‘Duck Dynasty’ followed by more rural, hard-partying TV ducklings

SHARE ‘Duck Dynasty’ followed by more rural, hard-partying TV ducklings

BY PATRICK RYAN

Gannett News Service

Down-home folks have staked their claim on reality TV, and they’re not flying the coop any time soon.

Ever since the Robertson family introduced America to its duck-call business on A&E’s “Duck Dynasty” in 2012, a throng of rifle-toting, beer-chugging, rural (or “redneck”) successors have cropped up alongside them, from TLC’s “My Big Fat Gypsy Wedding” to MTV’s “Buckwild” to TLC’s recently axed “Here Comes Honey Boo Boo.”

The hooch is still flowing this year: A&E’s “Country Buck$” is “Duck’s” companion, about a family hunting-gear business. And “Redneck Island,” “My Big Redneck Family” and “Party Down South 2” are part of CMT’s shift from country music to reality fare, mimicking its sibling network MTV.

“Party” (airing a five-episode marathon starting at 1:30 p.m. Saturday) brings together eight rowdy twentysomethings to live, date and booze together in Biloxi, Miss. Sound familiar? That may be because it’s produced by “Jersey Shore” creator SallyAnn Salsano, who caught flak for her representation of Italian-Americans (or “guidos”) on that long-running MTV series.

In its defense, “the show [was] not called ‘I Am From the Jersey Shore,’ it’s just these types of people really did go to the Jersey Shore and party,” Salsano says. “With ‘Party Down South,’ I have a great representation of people from the South. … I’m not saying everyone from the South is like that, but every single person from the South probably knows somebody or has an uncle or a cousin like somebody from that house.”

Country culture has long been a TV fixture, from 1946 soap opera “Faraway Hill” to boomer sitcoms “The Beverly Hillbillies,” “Petticoat Junction” and “Green Acres.” But it wasn’t until the mid-2000s that the genre got a reality-show spin, beginning with CMT’s “Trick My Truck” (a play on MTV’s “Pimp My Ride”) and continuing with family-centric shows such as A&E’s “American Hoggers,” CMT’s “Bayou Billionaires” and History’s “Swamp People.”

<em>Phil Robertson on “Duck Dynasty.”</em> | A&amp;E

Phil Robertson on “Duck Dynasty.” | A&E

But as redneck stars are pushed further into the spotlight, so are their tragedies and missteps. “Duck Dynasty” saw a ratings nosedive when it returned for a fifth season in January, which may have resulted in part from patriarch Phil Robertson’s anti-gay remarks. “Buckwild” was canceled last year after the death of cast member Shain Gandee and two others in an off-roading accident, and TLC swiftly pulled the plug on “Honey Boo Boo” this fall when photos surfaced of star Mama June Shannon with a sex offender.

“A lot of the bad things that happen to not only ‘hicksploitation’ reality stars, but all reality stars, seem to happen after the first season,” says BuzzFeed News’ Ryan Broderick, who’s written about America’s redneck-TV obsession. “I think many of them feel pressured to live up to the brand that they’ve been turned into. … The cast members become more degrading, lower themselves further, basically they act stereotypically ‘more redneck’ than maybe they would because they’re being observed.”

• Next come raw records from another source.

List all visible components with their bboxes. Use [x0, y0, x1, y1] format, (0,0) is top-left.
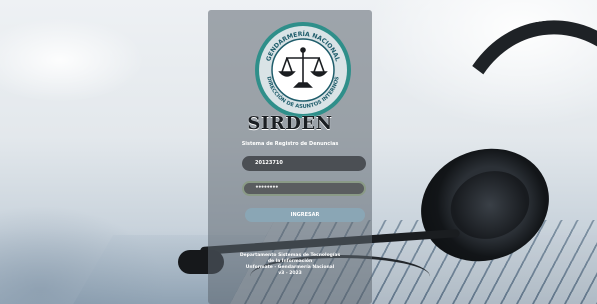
institution-logo: GENDARMERÍA NACIONAL DIRECCIÓN DE ASUNTO…	[255, 22, 351, 118]
app-title: SIRDEN	[247, 113, 333, 134]
password-field[interactable]: ••••••••	[242, 181, 366, 196]
username-value: 20123710	[255, 160, 283, 166]
footer-credits: Departamento Sistemas de Tecnologías de …	[208, 253, 372, 277]
username-field[interactable]: 20123710	[242, 156, 366, 171]
login-button[interactable]: INGRESAR	[245, 208, 365, 222]
footer-line-4: v3 - 2023	[278, 271, 302, 276]
app-subtitle: Sistema de Registro de Denuncias	[241, 141, 339, 147]
password-value: ••••••••	[255, 184, 279, 191]
login-screen: GENDARMERÍA NACIONAL DIRECCIÓN DE ASUNTO…	[0, 0, 597, 304]
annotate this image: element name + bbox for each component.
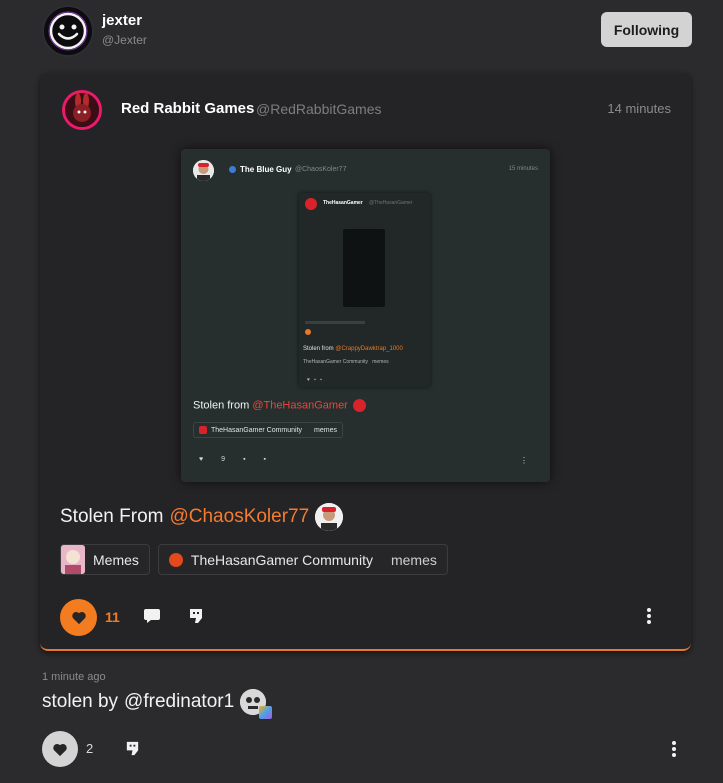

CMT programmers say viewers warm to the characters despite unflattering portrayals of Southern culture. “There’s an initial negative reaction to some of these shows, and then over the course of a short period of time, you’ll see people come on board and start appreciating the shows for what they are,” says Jayson Dinsmore, CMT’s program-development chief.

And like other groups that become subjects of reality shows, such as African-Americans (“Love and Hip-Hop”), the Amish (“Breaking Amish”) or polygamists (“Sister Wives”), people tune in to see themselves on screen or the extremes of another culture.

Which is why they’ll continue, if not at the dizzying ratings heights once enjoyed by “Dynasty” and “Honey Boo Boo,” says TV historian Tim Brooks.

“With most types of reality shows, they have their burst of popularity, then they recede, but they never go away,” Brooks says. “Rural or ‘hillbilly’ shows will be with us for a long, long time. There’s a lot of opportunities for a smaller network — maybe a CMT or one whose audience naturally fits this — to have shows like this on the air indefinitely.”